L’Associazione Culturale La Decima devolverà la decima parte delle economie derivanti dal concorso in omaggio a Lucio Dalla, all’associazione Amelia, una struttura educativa relazionale per accoglienza di persone fragili, prese in carico a seguito di interazione con enti ministeriali, tribunali, Sert e Comuni. Anima dell’associazione con sede a San Benedetto del Tronto (Ap) la cui attività si compone della gestione di spazi di accoglienza personale e casa alloggio, è Enrica Flammini. Donna e madre, che ha fatto dell’aiuto e sostegno al prossimo, il suo scopo di vita, intrapreso fin dagli anni ’80. In oltre 40 anni di tempo, sono state tantissime le difficoltà causate dal cambiamento della tipologia dei nuovi disagi sociali dell’età contemporanea a cui far fronte, così dalla crisi nelle relazioni umane che, orientate maggiormente all’individualismo, ha incrinato il senso della solidarietà e di conseguenza il valore della condivisione, facendo venir meno la partecipazione al volontariato.

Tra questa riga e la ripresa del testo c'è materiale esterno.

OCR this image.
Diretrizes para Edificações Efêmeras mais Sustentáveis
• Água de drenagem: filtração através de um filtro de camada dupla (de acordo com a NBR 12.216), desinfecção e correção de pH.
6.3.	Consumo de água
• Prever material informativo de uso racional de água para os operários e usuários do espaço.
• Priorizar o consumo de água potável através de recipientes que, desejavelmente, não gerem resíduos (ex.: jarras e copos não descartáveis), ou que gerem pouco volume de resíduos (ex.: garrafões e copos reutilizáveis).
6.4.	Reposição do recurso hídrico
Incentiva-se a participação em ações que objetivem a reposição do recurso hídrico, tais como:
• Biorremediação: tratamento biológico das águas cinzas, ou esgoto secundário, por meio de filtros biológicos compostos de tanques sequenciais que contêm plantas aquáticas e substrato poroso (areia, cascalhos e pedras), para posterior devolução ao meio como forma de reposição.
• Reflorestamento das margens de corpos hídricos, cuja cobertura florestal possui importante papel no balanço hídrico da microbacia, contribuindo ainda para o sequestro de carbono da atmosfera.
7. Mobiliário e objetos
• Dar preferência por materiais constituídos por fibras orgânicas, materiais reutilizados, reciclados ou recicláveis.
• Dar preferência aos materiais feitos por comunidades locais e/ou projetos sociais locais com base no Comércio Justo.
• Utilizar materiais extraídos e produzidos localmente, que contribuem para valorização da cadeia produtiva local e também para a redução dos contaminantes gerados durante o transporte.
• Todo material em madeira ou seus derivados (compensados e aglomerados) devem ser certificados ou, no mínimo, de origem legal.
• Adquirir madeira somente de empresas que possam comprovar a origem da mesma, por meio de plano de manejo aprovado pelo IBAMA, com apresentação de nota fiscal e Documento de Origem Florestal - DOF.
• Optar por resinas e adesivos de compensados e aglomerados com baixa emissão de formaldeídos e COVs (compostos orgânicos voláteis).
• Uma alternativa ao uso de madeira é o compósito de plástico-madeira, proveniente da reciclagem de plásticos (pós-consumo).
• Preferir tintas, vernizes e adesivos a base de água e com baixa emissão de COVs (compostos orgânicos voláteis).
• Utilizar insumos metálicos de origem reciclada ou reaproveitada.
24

Eppure, l’Associazione Amelia c’è.
L’Amelia ha un storia lunghissima, che abbraccia la sua intera vita. Come è iniziato questo percorso?
“A 25 anni ho iniziato il volontariato con l’Unità di strada. Erano gli anni ’80 e all’epoca l’attività era concentrata sull’opera di convincimento verso i tossicodipendenti ad entrare nelle comunità di recupero. La dipendenza era essenzialmente da eroina, di cui si conoscevano effetti e cure. Oggi la diffusione di droghe sintetiche e diverse, rischia di mettere in difficoltà il percorso di trattamento e cura dalle dipendenze“.
Gli anni ’80 erano anche gli anni della diffusione dell’Aids?
“Facevamo anche molta informazione in strada, sempre con lo stesso scopo: quello cioè di salvaguardare e salvare vite“.
Da volontaria ad ‘educatrice sociale’ poi studentessa del corso di specializzazione per il trattamento delle dipendenze. Cosa l’ha spinta a fare questo passo?
“Con mio marito abbiamo adottato un figlio. Durante l’iter burocratico per l’adozione, sono venuta a contatto con tante e diverse realtà nei consultori. Prima tra tutti, quella dell’abbandono dei figli da parte dei tossicodipendenti. Il mio amore infinito per un figlio e la decisione di altri di abbandonarne, mi ha spinto a capire quanto male fa la droga ad una persona, al punto di spingerla a rifiutare l’amore più grande che possa esserci nella vita, quello, appunto di un figlio“.
Ha dedicato oltre 40 anni di vita all’aiuto all’altro sia in strada che nelle comunità di recupero di Marche e Lazio, e negli istituti penitenziari. Cosa le ha insegnato umanamente questa esperienza?
“Il valore della famiglia e soprattutto dell’amore da dare e ricevere. La maggior parte dei casi di fragilità che sfocia nella dipendenza, delinquenza e disagi, è causata quasi sempre da troppo o poco amore. E’ difficile trovare equilibrio e nessuno è genitore da manuale. Ma la medicina sacra per la cura dei rapporti, è il dialogo, il confronto, l’apertura nelle relazioni umane e capire che tutti siamo fragili e tutti siamo forti e che solo insieme si vincono sfide“.
Da ‘Nucleo operativo’ che si occupava di prevenzione, l’Amelia nel 2010 diventa Associazione che si occupa di pre inserimento sociale di persone fragili.
“Il percorso di crescita è dipeso dal cambiamento delle crisi sociali causate dal tempo e dal bisogno di dare risposte a queste criticità. Un percorso dove è stato fondamentale per me, il sostegno e la presenza del dott. Cacaci, direttore del dipartimento e dipendenze patologiche AV5“.
Secondo la sua esperienza, quanto è importante che i giovani non abbandonino i propri sogni da realizzare?
“Avere stimoli da nutrire e obiettivi da raggiungere con il piacere di fare sacrifici, è la base sicura per vincere ogni sfida“.
Un concetto difficile da promuovere, quello della solidarietà?
“Molto. La solidarietà è sì elargizione economica ma è molto di più: scambio di idee, creatività d’insieme, collaborazione per vincere sfide private e collettive in onore della vita. La solidarietà, non è pietismo. E’ amore per l’altro che nasce dal cuore e fa brillare gli occhi di chi si incontra, perché in ogni gesto di altruismo si vince insieme“.